Seanad debates

Thursday, 15 July 2021

CervicalCheck Tribunal (Amendment) Bill 2021: Second Stage

 

9:30 am

Photo of Stephen DonnellyStephen Donnelly (Wicklow, Fianna Fail) | Oireachtas source

That advice, as far as I can see, was partly because of this issue of recurrence. All I can say is that I wanted to do it. Every Member of the Cabinet and the Oireachtas wanted to do it. If it could have been done, we would have done it. There were numerous conversations at the Cabinet about this. Every time we brought it back, my Cabinet colleagues and I asked whether we could go further and do more. We pushed and pushed for this. It has never been out of a lack of willingness or due to not listening. We have listened and we have got most of the requests over the line. Some of them are just not possible because you hit up against the Constitution. On the issue of recurrence, for example, if we did it and changed the Act, a few things would happen. First of all, the laboratories would walk. Under the Constitution, we cannot compel them to be involved in the tribunal. Therefore, they would walk and go straight to the High Court. The tribunal would shut down. Even if the laboratories did not walk, which they would do, the initial awards would be lower because in the High Court, as in the tribunal, awards are given for the future possibility of recurrence. It is already brought into the first award. What would happen is that the first award would be reduced. The legal advice I got was that if there was recurrence three or five years later, constitutionally, the laboratories would be allowed to ask that it be proven that it is a recurrence and that it is linked to what happened several years earlier. Women could be potentially asked to go through a process again. All I can say is that everything that was possible to do was done. I am acutely aware of this. There is nothing I would have liked more than to have got everything over the line. We are all on the same team on this. That is as far as it was able to go.

In terms of the tribunal versus the High Court, it is up to every woman and family to do what they think is right. It is up to me to lay out the case for the tribunal. During the debate, I made a few notes on the advantages of the tribunal that we have tried to create over the High Court. One is that it is much quicker. It is months versus years, and, as colleagues have said, time matters. Months versus years is really important. The hearings are in private. The whole thing has been set up differently from the courts to address the process women have had to go through. The hearings are in private. There are pre-hearing steps that reduce the adversarial nature of it. There are, for example, written statements rather than verbal testimony. The hearings are less formal. I remind the House that this is a specialist tribunal just for CervicalCheck cases. Like a commercial court or a specialist court, the tribunal does not have to go through and re-establish facts of law or science. That gets incorporated in it. The legal fees are lower in the tribunal than in the High Court. The facilities are specially designed. There are bespoke facilities, including private rooms, specifically for CervicalCheck hearings. Any woman, at any time, can immediately go to the High Court if she is not happy with how things are going in the tribunal. We have given tight assurances that there would be no penalties in terms of cost or anything else. The State has underwritten any potential liabilities for additional legal fees or else anything like that. The justice, the chair of the tribunal, has agreed that the tribunal will fully support and encourage mediation, which many of these cases will hopefully end up in.
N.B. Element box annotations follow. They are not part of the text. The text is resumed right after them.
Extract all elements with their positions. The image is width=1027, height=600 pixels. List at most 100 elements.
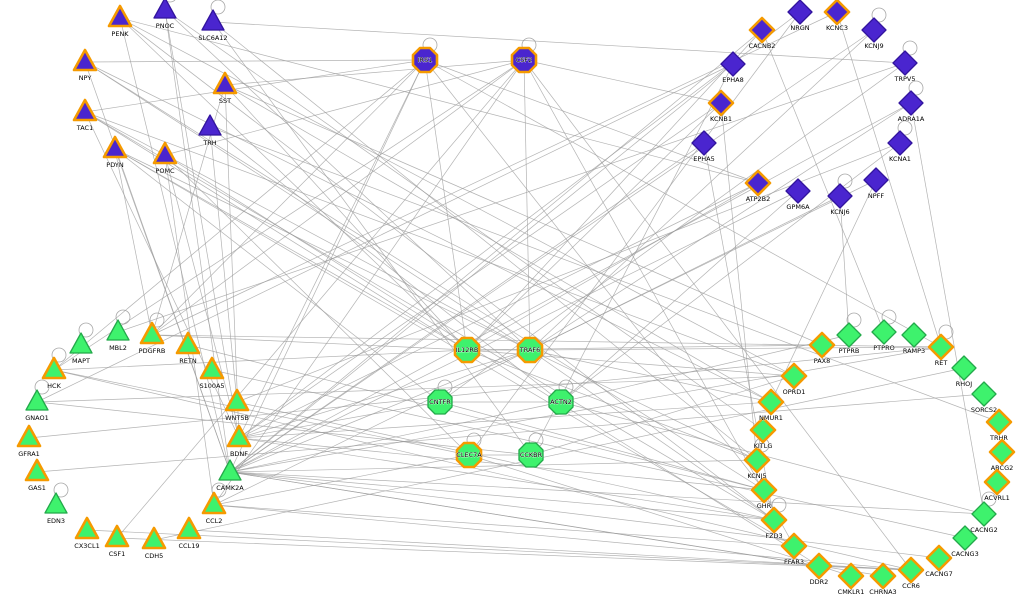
node-ATP2B2[interactable]: ATP2B2: [744, 169, 772, 203]
triangle-shape: [16, 424, 42, 448]
node-PDYN[interactable]: PDYN: [102, 135, 128, 169]
node-PNOC[interactable]: PNOC: [153, 0, 177, 30]
node-NPFF[interactable]: NPFF: [863, 167, 889, 200]
edge-TRH-TRHR: [209, 126, 1000, 423]
node-KCNA1[interactable]: KCNA1: [887, 130, 913, 163]
node-GNAO1[interactable]: GNAO1: [25, 389, 49, 422]
node-PDGFRB[interactable]: PDGFRB: [138, 321, 166, 355]
node-NRGN[interactable]: NRGN: [787, 0, 813, 32]
node-MBL2[interactable]: MBL2: [106, 319, 130, 352]
node-PENK[interactable]: PENK: [107, 4, 133, 38]
triangle-shape: [218, 459, 242, 481]
node-FZD3[interactable]: FZD3: [760, 506, 788, 540]
node-EPHA5[interactable]: EPHA5: [691, 130, 717, 163]
node-EPHA8[interactable]: EPHA8: [720, 51, 746, 84]
node-GFRA1[interactable]: GFRA1: [16, 424, 42, 458]
node-PAX8[interactable]: PAX8: [808, 331, 836, 365]
node-SST[interactable]: SST: [212, 71, 238, 105]
node-TRH[interactable]: TRH: [198, 114, 222, 147]
node-PTPRO[interactable]: PTPRO: [871, 319, 897, 352]
triangle-shape: [175, 331, 201, 355]
node-label: ACTN2: [550, 398, 572, 406]
node-SLC6A12[interactable]: SLC6A12: [198, 9, 228, 42]
node-label: CACNG3: [951, 550, 978, 558]
node-label: CSF1: [109, 550, 126, 558]
node-RET[interactable]: RET: [927, 333, 955, 367]
node-KCNJ5[interactable]: KCNJ5: [743, 446, 771, 480]
node-IL12RB[interactable]: IL12RB: [453, 336, 481, 364]
node-ACTN2[interactable]: ACTN2: [548, 389, 574, 415]
node-KCNB1[interactable]: KCNB1: [707, 89, 735, 123]
node-NPY[interactable]: NPY: [72, 48, 98, 82]
node-CSF2[interactable]: CSF2: [510, 46, 538, 74]
diamond-shape: [805, 552, 833, 580]
node-ACVRL1[interactable]: ACVRL1: [983, 468, 1011, 502]
node-RAMP3[interactable]: RAMP3: [901, 322, 927, 355]
edge-POMC-CCL2: [164, 154, 215, 506]
node-TRPV5[interactable]: TRPV5: [892, 50, 918, 83]
node-CHRNA3[interactable]: CHRNA3: [869, 562, 897, 596]
node-ADRA1A[interactable]: ADRA1A: [897, 90, 925, 123]
node-OPRD1[interactable]: OPRD1: [780, 362, 808, 396]
node-CCL19[interactable]: CCL19: [176, 516, 202, 550]
node-CX3CL1[interactable]: CX3CL1: [74, 516, 100, 550]
triangle-shape: [44, 492, 68, 514]
node-label: PDYN: [106, 161, 124, 169]
node-label: CHRNA3: [869, 588, 896, 596]
edge-CSF2-CSF1: [116, 59, 525, 539]
node-SORCS2[interactable]: SORCS2: [971, 381, 997, 414]
node-label: POMC: [155, 167, 175, 175]
node-KCNC3[interactable]: KCNC3: [823, 0, 851, 32]
node-S100A5[interactable]: S100A5: [199, 356, 225, 390]
node-KCNJ9[interactable]: KCNJ9: [861, 17, 887, 50]
node-PTPRB[interactable]: PTPRB: [836, 322, 862, 355]
diamond-shape: [691, 130, 717, 156]
node-HCK[interactable]: HCK: [41, 356, 67, 390]
edge-NRGN-CLEC7A: [468, 11, 801, 456]
node-CACNG2[interactable]: CACNG2: [970, 501, 998, 534]
node-CACNG7[interactable]: CACNG7: [925, 544, 953, 578]
node-WNT5B[interactable]: WNT5B: [224, 388, 250, 422]
node-TRHR[interactable]: TRHR: [985, 408, 1013, 442]
node-GAS1[interactable]: GAS1: [24, 458, 50, 492]
node-EDN3[interactable]: EDN3: [44, 492, 68, 525]
node-GHR[interactable]: GHR: [750, 476, 778, 510]
node-CCR6[interactable]: CCR6: [897, 556, 925, 590]
node-MAPT[interactable]: MAPT: [69, 332, 93, 365]
node-GPM6A[interactable]: GPM6A: [785, 178, 811, 211]
node-CDH5[interactable]: CDH5: [141, 526, 167, 560]
edge-SST-CSF2: [224, 59, 525, 86]
self-loop-SLC6A12: [210, 0, 226, 15]
node-CSF1[interactable]: CSF1: [104, 524, 130, 558]
diamond-shape: [971, 501, 997, 527]
node-CACNB2[interactable]: CACNB2: [748, 16, 776, 50]
node-CCKBR[interactable]: CCKBR: [518, 442, 544, 468]
diamond-shape: [983, 468, 1011, 496]
node-KCNJ6[interactable]: KCNJ6: [827, 183, 853, 216]
node-CAMK2A[interactable]: CAMK2A: [216, 459, 245, 492]
self-loop-CCL2: [211, 482, 227, 498]
diamond-shape: [988, 438, 1016, 466]
node-CMKLR1[interactable]: CMKLR1: [837, 562, 865, 596]
node-RHOJ[interactable]: RHOJ: [951, 355, 977, 388]
node-DDR2[interactable]: DDR2: [805, 552, 833, 586]
node-RETN[interactable]: RETN: [175, 331, 201, 365]
node-KITLG[interactable]: KITLG: [749, 416, 777, 450]
node-ABCG2[interactable]: ABCG2: [988, 438, 1016, 472]
node-POMC[interactable]: POMC: [152, 141, 178, 175]
node-CLEC7A[interactable]: CLEC7A: [455, 441, 483, 469]
self-loop-PNOC: [164, 0, 176, 3]
node-IRS1[interactable]: IRS1: [411, 46, 439, 74]
node-label: CAMK2A: [216, 484, 244, 492]
node-CACNG3[interactable]: CACNG3: [951, 525, 979, 558]
node-FFAR3[interactable]: FFAR3: [780, 532, 808, 566]
node-BDNF[interactable]: BDNF: [226, 424, 252, 458]
node-NMUR1[interactable]: NMUR1: [757, 388, 785, 422]
triangle-shape: [141, 526, 167, 550]
node-CCL2[interactable]: CCL2: [201, 491, 227, 525]
node-TAC1[interactable]: TAC1: [72, 98, 98, 132]
node-TRAF6[interactable]: TRAF6: [516, 336, 544, 364]
node-label: KCNJ6: [830, 208, 849, 216]
node-CNTFR[interactable]: CNTFR: [427, 389, 453, 415]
Those are some of the advantages of the tribunal. In contrast to that, there is no advantage of the High Court over the tribunal - there is not one. That is why we introduced this legislation and set up the tribunal. In so many ways, we tried to set it up to be better than the High Court process. There is not a single criterion that I can find where the High Court is a better option than the tribunal. The debate has been that unless we get everything over the line, the tribunal is not what we wanted it to be - I accept that. There is nothing we would have wanted more. Part of my job is to lay out why the tribunal is a better option for the women and families because they are all who matter here. Let us remember, there is a default that at any given hour of any given day when a case is in the tribunal, a woman can say that it is not working for her and she can go back to the High Court. She can do that, and the State will cover any costs or issues there. I will finish with that. I thank the Chair for the extra time and colleagues for what has been an important debate this morning.